I begin this review with the authors’ quote of Shobhaa De, a political commentator.
The India we are lauding forms but a microcosm of this vast land. It is the India of the elite, the privileged, the affluent. The only India we want the rest of the world to see and acknowledge, because we are so damned ashamed of the other. Ashamed. And Ignorant.
No, this is not a half-full or half-empty glass situation nor can it be reduced to an individual being or not being an optimist.
I have long avoided reading Amartya Sen, perhaps because, deep down, I was of the view that his perspectives are very socialistic and my pro-market brain would not appreciate it. In this book, Sen, along with his co-author, Jean Dreze, explore the dimension of India that we don’t see in newspapers or television,. The part of India we see is usually filled with narratives of India that is “shining”, is “incredible”, supported aptly by advertisements of multi-million dollar homes, the latest BMW/ Audi cars, and a constant coverage of the crony triangle that includes Bollywood, Politics and Cricket, with an occasional sprinkle of demography-targeted sensational news. In this book, the authors cover the India that has not only not enjoyed the fruits of this growth, but also the one that’s constantly neglected.
The first and the most profound thing I learnt is that development is not the same as growth. It is very tempting to compare India by virtue of the shiny dimensions to the likes of America, when in reality this kind of comparison is not only preposterous, but also completely far fetching.

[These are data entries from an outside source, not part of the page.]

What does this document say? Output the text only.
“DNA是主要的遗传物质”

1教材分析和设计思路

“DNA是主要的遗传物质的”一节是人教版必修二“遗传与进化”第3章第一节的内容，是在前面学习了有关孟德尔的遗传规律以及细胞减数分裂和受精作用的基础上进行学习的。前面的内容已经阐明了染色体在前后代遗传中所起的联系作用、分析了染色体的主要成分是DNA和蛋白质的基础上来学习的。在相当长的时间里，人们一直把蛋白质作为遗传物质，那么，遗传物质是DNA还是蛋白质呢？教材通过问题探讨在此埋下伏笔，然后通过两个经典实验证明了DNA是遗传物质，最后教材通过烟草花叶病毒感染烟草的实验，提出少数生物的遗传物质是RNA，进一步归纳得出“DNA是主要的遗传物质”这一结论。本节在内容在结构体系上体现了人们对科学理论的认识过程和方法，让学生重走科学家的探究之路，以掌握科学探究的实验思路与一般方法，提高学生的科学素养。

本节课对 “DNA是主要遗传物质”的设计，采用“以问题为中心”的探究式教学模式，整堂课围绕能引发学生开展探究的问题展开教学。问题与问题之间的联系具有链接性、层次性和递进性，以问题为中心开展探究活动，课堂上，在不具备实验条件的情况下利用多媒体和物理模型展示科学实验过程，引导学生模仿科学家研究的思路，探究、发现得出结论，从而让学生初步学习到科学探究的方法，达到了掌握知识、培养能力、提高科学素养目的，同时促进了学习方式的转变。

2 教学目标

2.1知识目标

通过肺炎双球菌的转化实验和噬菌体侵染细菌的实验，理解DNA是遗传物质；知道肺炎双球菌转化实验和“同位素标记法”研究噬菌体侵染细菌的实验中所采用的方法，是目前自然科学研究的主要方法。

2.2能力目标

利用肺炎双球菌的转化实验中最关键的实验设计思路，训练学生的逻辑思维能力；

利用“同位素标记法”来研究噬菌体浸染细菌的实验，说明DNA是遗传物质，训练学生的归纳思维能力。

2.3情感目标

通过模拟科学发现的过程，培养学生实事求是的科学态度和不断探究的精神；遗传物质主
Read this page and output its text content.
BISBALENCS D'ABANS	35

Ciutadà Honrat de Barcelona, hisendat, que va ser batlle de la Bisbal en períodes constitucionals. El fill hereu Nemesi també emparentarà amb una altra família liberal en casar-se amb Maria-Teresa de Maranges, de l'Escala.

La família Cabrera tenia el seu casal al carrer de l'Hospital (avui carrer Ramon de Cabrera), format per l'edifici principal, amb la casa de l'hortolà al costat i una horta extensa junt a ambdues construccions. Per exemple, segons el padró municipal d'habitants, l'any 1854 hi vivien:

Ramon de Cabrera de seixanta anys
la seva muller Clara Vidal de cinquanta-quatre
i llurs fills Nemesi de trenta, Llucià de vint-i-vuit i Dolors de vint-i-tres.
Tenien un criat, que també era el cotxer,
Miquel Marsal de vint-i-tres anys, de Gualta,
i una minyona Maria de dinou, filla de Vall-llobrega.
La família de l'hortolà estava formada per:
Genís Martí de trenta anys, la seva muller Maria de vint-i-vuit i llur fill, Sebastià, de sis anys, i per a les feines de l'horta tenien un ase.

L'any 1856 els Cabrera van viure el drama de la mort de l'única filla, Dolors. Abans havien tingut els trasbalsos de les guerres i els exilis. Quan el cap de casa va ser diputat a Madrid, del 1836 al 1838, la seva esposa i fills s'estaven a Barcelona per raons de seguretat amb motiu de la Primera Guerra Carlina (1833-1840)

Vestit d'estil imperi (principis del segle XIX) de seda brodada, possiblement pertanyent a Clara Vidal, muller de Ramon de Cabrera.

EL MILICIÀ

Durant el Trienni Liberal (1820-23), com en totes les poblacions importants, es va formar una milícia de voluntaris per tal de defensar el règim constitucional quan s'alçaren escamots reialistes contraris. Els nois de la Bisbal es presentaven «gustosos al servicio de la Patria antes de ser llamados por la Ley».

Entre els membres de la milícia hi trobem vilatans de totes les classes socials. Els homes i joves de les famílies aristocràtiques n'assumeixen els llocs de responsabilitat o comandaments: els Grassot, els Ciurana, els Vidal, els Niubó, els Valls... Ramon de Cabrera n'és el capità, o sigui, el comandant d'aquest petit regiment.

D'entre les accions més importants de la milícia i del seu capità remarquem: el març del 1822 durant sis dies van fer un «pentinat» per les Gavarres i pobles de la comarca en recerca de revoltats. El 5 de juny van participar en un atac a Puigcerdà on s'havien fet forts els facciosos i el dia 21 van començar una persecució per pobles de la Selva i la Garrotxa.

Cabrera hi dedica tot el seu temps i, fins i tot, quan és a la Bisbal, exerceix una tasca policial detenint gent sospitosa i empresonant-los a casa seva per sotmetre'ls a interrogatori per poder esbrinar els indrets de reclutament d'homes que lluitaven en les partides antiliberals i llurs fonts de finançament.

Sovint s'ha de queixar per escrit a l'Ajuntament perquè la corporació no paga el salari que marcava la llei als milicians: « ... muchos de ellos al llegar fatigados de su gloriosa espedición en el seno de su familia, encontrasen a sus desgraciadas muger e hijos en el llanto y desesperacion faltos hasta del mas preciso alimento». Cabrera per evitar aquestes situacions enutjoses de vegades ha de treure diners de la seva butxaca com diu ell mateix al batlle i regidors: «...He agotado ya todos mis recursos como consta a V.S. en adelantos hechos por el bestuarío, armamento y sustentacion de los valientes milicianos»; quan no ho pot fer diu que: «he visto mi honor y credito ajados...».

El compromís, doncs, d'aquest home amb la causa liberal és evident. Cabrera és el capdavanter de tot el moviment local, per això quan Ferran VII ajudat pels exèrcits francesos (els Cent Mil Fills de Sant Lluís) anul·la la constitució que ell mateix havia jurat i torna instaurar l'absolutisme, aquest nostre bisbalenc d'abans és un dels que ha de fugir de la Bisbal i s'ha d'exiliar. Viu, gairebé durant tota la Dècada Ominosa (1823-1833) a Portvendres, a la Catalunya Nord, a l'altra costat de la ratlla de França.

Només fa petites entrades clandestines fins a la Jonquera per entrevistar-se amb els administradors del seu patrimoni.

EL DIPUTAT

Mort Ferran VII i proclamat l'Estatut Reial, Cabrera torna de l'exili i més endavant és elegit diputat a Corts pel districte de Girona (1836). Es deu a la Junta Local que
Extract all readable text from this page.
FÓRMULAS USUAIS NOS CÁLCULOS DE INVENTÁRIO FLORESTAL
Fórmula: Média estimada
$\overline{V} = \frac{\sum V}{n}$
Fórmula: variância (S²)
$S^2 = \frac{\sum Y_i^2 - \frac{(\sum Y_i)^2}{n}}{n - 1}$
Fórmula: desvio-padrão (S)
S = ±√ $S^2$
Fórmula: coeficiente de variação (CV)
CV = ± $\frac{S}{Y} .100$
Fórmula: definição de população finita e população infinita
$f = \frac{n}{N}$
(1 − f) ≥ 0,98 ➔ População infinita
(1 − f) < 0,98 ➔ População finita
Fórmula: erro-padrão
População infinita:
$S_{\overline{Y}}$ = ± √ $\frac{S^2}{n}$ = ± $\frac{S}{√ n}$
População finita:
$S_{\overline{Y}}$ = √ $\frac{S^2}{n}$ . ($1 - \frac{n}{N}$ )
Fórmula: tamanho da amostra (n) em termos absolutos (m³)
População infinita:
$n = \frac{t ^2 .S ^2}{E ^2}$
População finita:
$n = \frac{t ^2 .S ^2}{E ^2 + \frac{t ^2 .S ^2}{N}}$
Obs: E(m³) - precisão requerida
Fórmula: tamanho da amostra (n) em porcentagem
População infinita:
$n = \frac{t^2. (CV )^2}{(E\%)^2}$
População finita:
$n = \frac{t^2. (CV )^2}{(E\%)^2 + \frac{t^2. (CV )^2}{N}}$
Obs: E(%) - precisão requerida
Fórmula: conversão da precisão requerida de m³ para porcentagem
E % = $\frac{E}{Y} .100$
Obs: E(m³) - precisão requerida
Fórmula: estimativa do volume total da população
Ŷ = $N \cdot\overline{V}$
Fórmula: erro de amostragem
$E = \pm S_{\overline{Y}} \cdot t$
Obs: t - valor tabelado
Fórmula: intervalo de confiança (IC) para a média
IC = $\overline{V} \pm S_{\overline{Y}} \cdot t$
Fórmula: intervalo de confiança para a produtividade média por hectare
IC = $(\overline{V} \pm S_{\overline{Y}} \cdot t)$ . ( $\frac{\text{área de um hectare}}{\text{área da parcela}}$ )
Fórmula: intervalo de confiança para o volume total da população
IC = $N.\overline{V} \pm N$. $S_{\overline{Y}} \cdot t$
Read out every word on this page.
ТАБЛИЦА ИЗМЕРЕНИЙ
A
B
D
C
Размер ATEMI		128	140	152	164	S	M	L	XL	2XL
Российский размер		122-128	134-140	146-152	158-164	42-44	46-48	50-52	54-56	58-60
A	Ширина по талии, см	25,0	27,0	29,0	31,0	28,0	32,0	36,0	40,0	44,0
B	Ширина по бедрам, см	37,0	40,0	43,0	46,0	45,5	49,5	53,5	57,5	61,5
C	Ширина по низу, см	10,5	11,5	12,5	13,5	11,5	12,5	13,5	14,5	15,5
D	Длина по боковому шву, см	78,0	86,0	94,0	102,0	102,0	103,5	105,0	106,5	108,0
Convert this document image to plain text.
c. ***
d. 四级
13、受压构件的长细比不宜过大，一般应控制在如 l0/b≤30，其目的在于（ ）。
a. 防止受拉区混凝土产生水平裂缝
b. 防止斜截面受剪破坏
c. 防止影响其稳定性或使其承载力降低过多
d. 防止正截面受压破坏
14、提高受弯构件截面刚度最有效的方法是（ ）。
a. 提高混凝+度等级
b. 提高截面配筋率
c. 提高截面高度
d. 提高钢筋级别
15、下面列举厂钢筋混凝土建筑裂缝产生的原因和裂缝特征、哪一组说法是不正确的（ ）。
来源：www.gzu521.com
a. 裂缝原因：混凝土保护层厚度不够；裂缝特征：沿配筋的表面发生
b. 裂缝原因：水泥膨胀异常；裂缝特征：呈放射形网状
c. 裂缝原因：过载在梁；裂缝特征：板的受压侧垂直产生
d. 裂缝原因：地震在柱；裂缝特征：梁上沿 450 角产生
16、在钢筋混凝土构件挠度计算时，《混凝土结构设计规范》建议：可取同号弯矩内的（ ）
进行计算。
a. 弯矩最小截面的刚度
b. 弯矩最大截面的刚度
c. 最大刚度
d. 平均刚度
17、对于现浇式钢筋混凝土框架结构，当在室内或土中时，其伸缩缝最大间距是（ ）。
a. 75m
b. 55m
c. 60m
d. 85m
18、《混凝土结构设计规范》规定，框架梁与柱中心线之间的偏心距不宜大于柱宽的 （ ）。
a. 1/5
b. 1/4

The fact that America doesn’t find a mention through the vast majority of the book, except in one chapter for an entirely different reason, is proof that India Vs America is only for sensationalist media and casual bloggers. Even a India Vs China comparison, including the anti-democracy rhetoric, is misinformed, pre-mature and irrelevant.
The second most important aspect is that India, while telling a glamorous story on growth [in GDP terms], while still being a pack-leader among major economies hit by slow or no growth, is severely behind most of the BRICS countries, most of the ASEAN countries and even most of the South Asian countries, including in some cases, Pakistan, when it comes to social indicators. In that backdrop, a comparison with European or North American countries can only be, to use the authors’ phrase, “empirical non sense”
By the same token, I was pleasantly surprised, how well Tamil Nadu was doing, vis-à-vis the other states in India. Together with Kerala and Himachal Pradesh, Tamil Nadu has been knocking out several of the social issues since the EVR days to right now. I have very many friends that are tired of the two-party politics that dominates Tamil Nadu, but will be pleasantly surprised to know that these 3 states top among the Indian states on almost every social indicator.
The third aspect I learnt is that markets are not a silver-bullet and they are not even a viable solution for India’s public services, where basic people needs such as drinking water, sanitation, education, healthcare, law & order and a transparent, working system of government have yet to be met. This view, prior to my reading this book, would have seemed hyper-socialist for me, but the authors explained in such detailed fashion why private sector cannot be [entirely] relied upon, how other countries achieved what they have through effective implementations of social policies in these areas and what role can private sector play in the growth of India.
Without going “all over the place”, the authors pick education, healthcare, poverty reduction, governance and democratic ideals and offer deep insights in that. In some specific cases, the authors sound pro-redistribution, something I usually cannot accept, but their conviction is so good, it can only mean the story-telling skill of these authors are too damn compelling and the data they provide is substantial. I am still not pro-redistribution, but the authors made me look at social spending in a new light, including the case of Food Security Bill, which I had openly ridiculed due to its incompatibility with the free market theory.
If you identify yourself, assuming you are honest, with Shobhaa De’s quote in the first paragraph, this is the book you should read.
A note on the book:
The first many chapters are condensed with tons of information, in tables, and the narratives once again referring to the tables. India’s dark underbelly is exposed without the rhetoric — there’s data and more data. Only thing that annoyed me is that, in every sentence, there is something like “this will be covered in Chapter 9”, “more on this later”, “we will return to this in detail in Chapter 10” — I mean, its not like they expect the reader to remember while reading Chapter 9 that there is a back-link to Page 53 of Chapter 2. However, towards the later chapters, it does get less data-oriented and flows well.